Ce dernier roman du cycle des Mythagos est l'un des plus beaux, non seulement grâce aux qualités que l'on retrouve dans les autres, mais aussi par sa nature particulière.
Il rappelle les autres oeuvres du cycle par le foisonnement mythologique, sensoriel, imaginatif et même anarchique de son écriture et de l'univers qu'il décrit : à ce titre, on aurait tort de le comparer à
Tolkien, dont le monde romanesque se définit par son extrême cohérence plus que par son foisonnement complexe de buissons enchevêtrés. La richesse mythologique, chez
Tolkien, se caractérise par la profondeur temporelle, l'histoire ancienne, les traces, le langage. Chez
Holdstock, toutes les époques, tous les mythes et tous les héros sont entremêlés et contemporains les uns des autres, comme cette enchanteresse du Moyen-Age amante d'un guerrier celte de l'Antiquité. La temporalité du cycle des mythagos est complexe, perturbée, flottante, alors qu'elle reste linéaire et claire chez
Tolkien.
La seconde grande qualité de ce roman est qu'il raconte (un peu comme les autres) une quête, mais c'est celle d'une mère par son fils.
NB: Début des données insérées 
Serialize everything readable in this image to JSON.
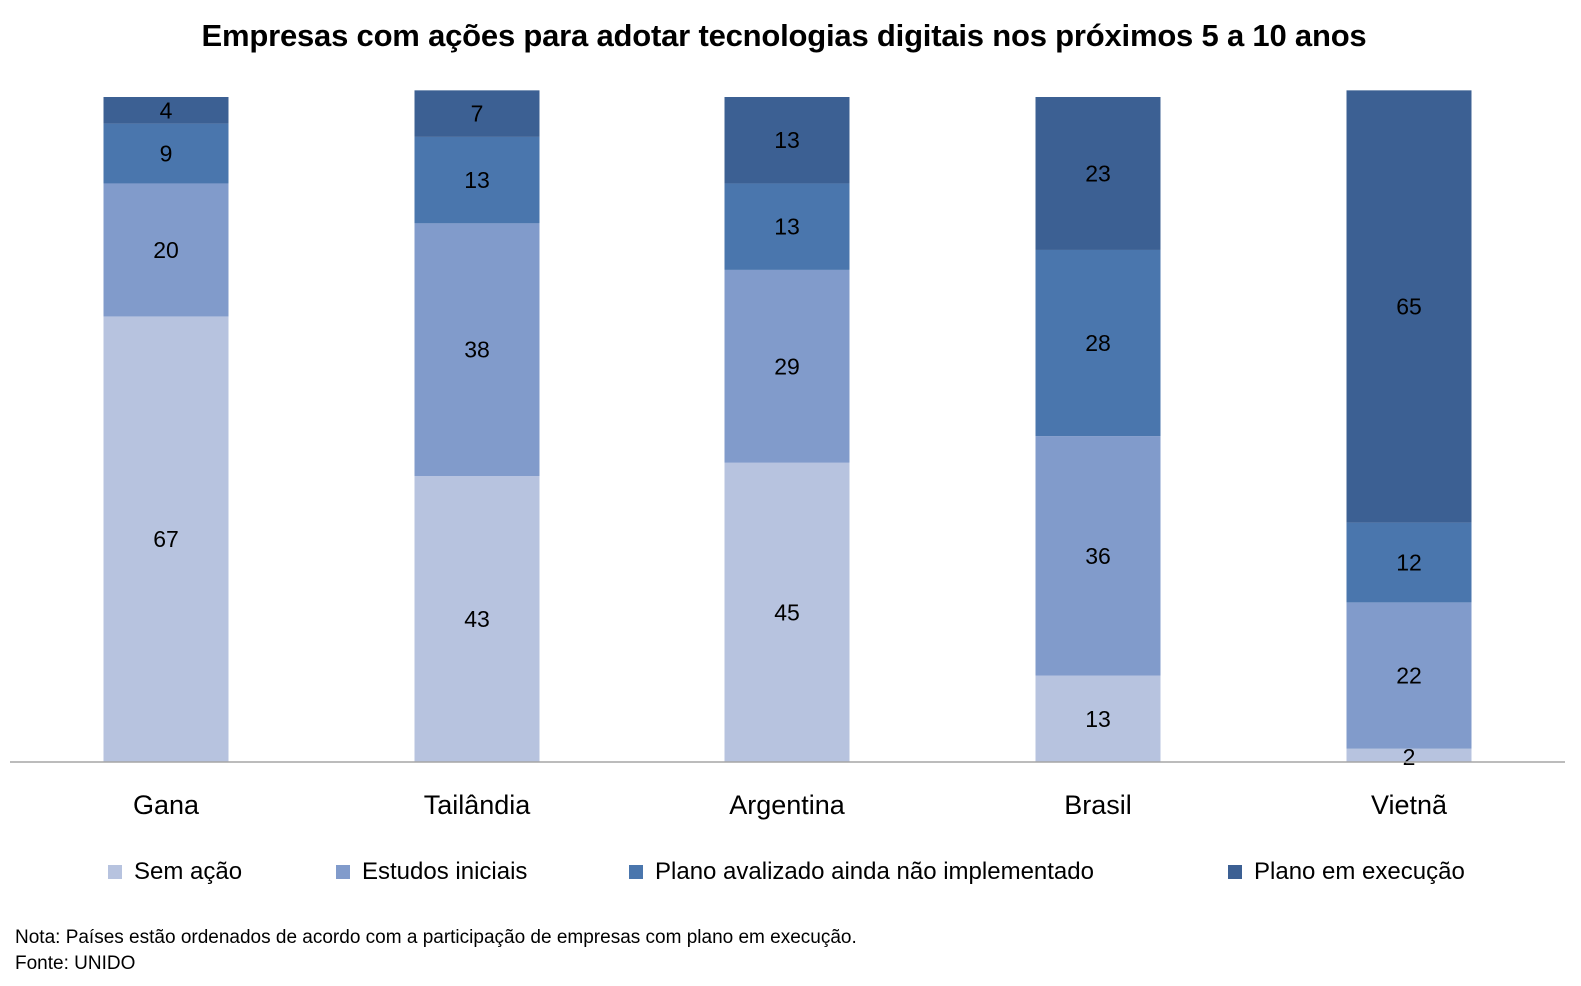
{
  "chart_data": {
    "type": "bar",
    "stacked": true,
    "title": "Empresas com ações para adotar tecnologias digitais nos próximos 5 a 10 anos",
    "categories": [
      "Gana",
      "Tailândia",
      "Argentina",
      "Brasil",
      "Vietnã"
    ],
    "series": [
      {
        "name": "Sem ação",
        "color": "#b7c3df",
        "values": [
          67,
          43,
          45,
          13,
          2
        ]
      },
      {
        "name": "Estudos iniciais",
        "color": "#819bcb",
        "values": [
          20,
          38,
          29,
          36,
          22
        ]
      },
      {
        "name": "Plano avalizado ainda não implementado",
        "color": "#4a76ad",
        "values": [
          9,
          13,
          13,
          28,
          12
        ]
      },
      {
        "name": "Plano em execução",
        "color": "#3c6093",
        "values": [
          4,
          7,
          13,
          23,
          65
        ]
      }
    ],
    "ylim": [
      0,
      100
    ],
    "legend_position": "bottom",
    "grid": false,
    "note": "Nota: Países estão ordenados de acordo com a participação de empresas com plano em execução.",
    "source": "Fonte: UNIDO"
  }
}
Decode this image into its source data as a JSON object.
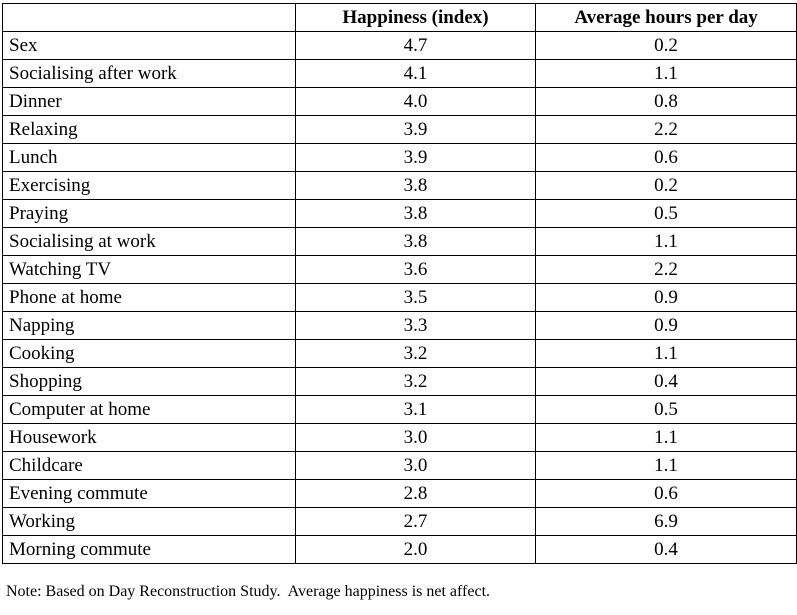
{
  "table": {
    "headers": {
      "activity": "",
      "happiness": "Happiness (index)",
      "hours": "Average hours per day"
    },
    "rows": [
      {
        "activity": "Sex",
        "happiness": "4.7",
        "hours": "0.2"
      },
      {
        "activity": "Socialising after work",
        "happiness": "4.1",
        "hours": "1.1"
      },
      {
        "activity": "Dinner",
        "happiness": "4.0",
        "hours": "0.8"
      },
      {
        "activity": "Relaxing",
        "happiness": "3.9",
        "hours": "2.2"
      },
      {
        "activity": "Lunch",
        "happiness": "3.9",
        "hours": "0.6"
      },
      {
        "activity": "Exercising",
        "happiness": "3.8",
        "hours": "0.2"
      },
      {
        "activity": "Praying",
        "happiness": "3.8",
        "hours": "0.5"
      },
      {
        "activity": "Socialising at work",
        "happiness": "3.8",
        "hours": "1.1"
      },
      {
        "activity": "Watching TV",
        "happiness": "3.6",
        "hours": "2.2"
      },
      {
        "activity": "Phone at home",
        "happiness": "3.5",
        "hours": "0.9"
      },
      {
        "activity": "Napping",
        "happiness": "3.3",
        "hours": "0.9"
      },
      {
        "activity": "Cooking",
        "happiness": "3.2",
        "hours": "1.1"
      },
      {
        "activity": "Shopping",
        "happiness": "3.2",
        "hours": "0.4"
      },
      {
        "activity": "Computer at home",
        "happiness": "3.1",
        "hours": "0.5"
      },
      {
        "activity": "Housework",
        "happiness": "3.0",
        "hours": "1.1"
      },
      {
        "activity": "Childcare",
        "happiness": "3.0",
        "hours": "1.1"
      },
      {
        "activity": "Evening commute",
        "happiness": "2.8",
        "hours": "0.6"
      },
      {
        "activity": "Working",
        "happiness": "2.7",
        "hours": "6.9"
      },
      {
        "activity": "Morning commute",
        "happiness": "2.0",
        "hours": "0.4"
      }
    ]
  },
  "note": "Note: Based on Day Reconstruction Study.  Average happiness is net affect.",
  "colors": {
    "border": "#000000",
    "background": "#ffffff",
    "text": "#000000"
  }
}
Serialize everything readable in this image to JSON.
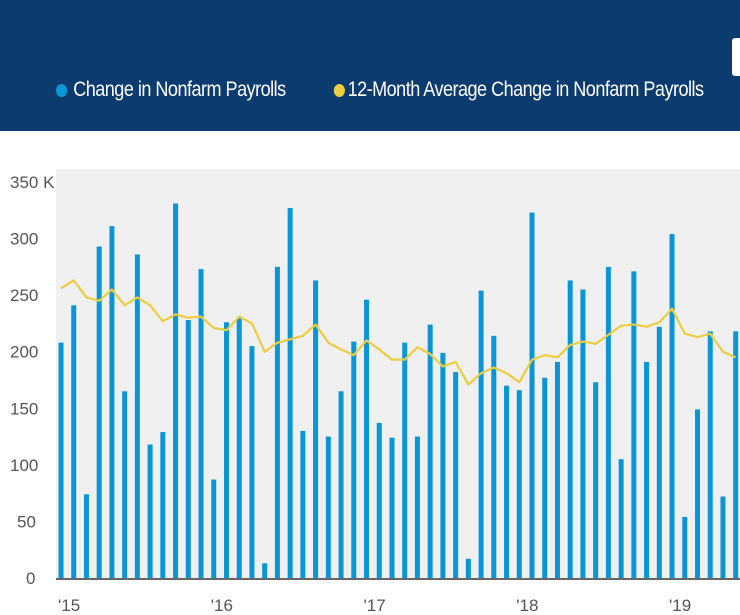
{
  "legend": {
    "series1": "Change in Nonfarm Payrolls",
    "series2": "12-Month Average Change in Nonfarm Payrolls"
  },
  "colors": {
    "header": "#0c3b6f",
    "bar": "#0a96d6",
    "line": "#eccd3f",
    "plot_bg": "#f0f0f0"
  },
  "chart_data": {
    "type": "bar",
    "title": "",
    "xlabel": "",
    "ylabel": "",
    "ylim": [
      0,
      350
    ],
    "grid": false,
    "legend_position": "top",
    "y_ticks": [
      "0",
      "50",
      "100",
      "150",
      "200",
      "250",
      "300",
      "350 K"
    ],
    "y_tick_values": [
      0,
      50,
      100,
      150,
      200,
      250,
      300,
      350
    ],
    "x_ticks": [
      "'15",
      "'16",
      "'17",
      "'18",
      "'19"
    ],
    "x_tick_month_index": [
      0,
      12,
      24,
      36,
      48
    ],
    "categories_start": "Jan 2015",
    "series": [
      {
        "name": "Change in Nonfarm Payrolls",
        "type": "bar",
        "values": [
          208,
          241,
          74,
          293,
          311,
          165,
          286,
          118,
          129,
          331,
          228,
          273,
          87,
          226,
          230,
          205,
          13,
          275,
          327,
          130,
          263,
          125,
          165,
          209,
          246,
          137,
          124,
          208,
          125,
          224,
          199,
          182,
          17,
          254,
          214,
          170,
          166,
          323,
          177,
          191,
          263,
          255,
          173,
          275,
          105,
          271,
          191,
          222,
          304,
          54,
          149,
          218,
          72,
          218
        ]
      },
      {
        "name": "12-Month Average Change in Nonfarm Payrolls",
        "type": "line",
        "values": [
          256,
          263,
          248,
          245,
          255,
          241,
          248,
          241,
          227,
          233,
          230,
          231,
          221,
          219,
          231,
          225,
          200,
          208,
          211,
          214,
          224,
          208,
          202,
          197,
          210,
          202,
          193,
          193,
          204,
          198,
          187,
          191,
          171,
          181,
          186,
          181,
          173,
          193,
          197,
          195,
          206,
          209,
          207,
          215,
          223,
          224,
          222,
          226,
          238,
          216,
          213,
          216,
          200,
          195
        ]
      }
    ]
  }
}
Les précédents romans opposaient pères et fils, ou frères entre eux, souvent pour la possession de la même femme, et l'élément masculin dominait. Ici, c'est l'histoire de Christian Huxley, déjà rencontré auparavant sous les traits d'un affreux barbare fratricide, et que ce volume réhabilite en rectifiant l'histoire telle que nous la connaissions. La quête de sa mère à travers les mythes, en compagnie de personnages-mythagos absolument extraordinaires (des géants par exemple - mais tous les comparses sont remarquables), s'apparente de fort près à une sorte de psychanalyse : à savoir, la recherche, dans le passé, du mensonge originel, ou du fantasme, de l'événement traumatique, de la scène primitive. Bien entendu, je traduis en termes abstraits ce qui n'est jamais dit autrement que sous la forme d'images, d'aventures, de quêtes exaltantes. Ce livre est une épopée qui va très profond dans la psyché du lecteur et des personnages. Il y a plus en lui qu'il n'y paraît.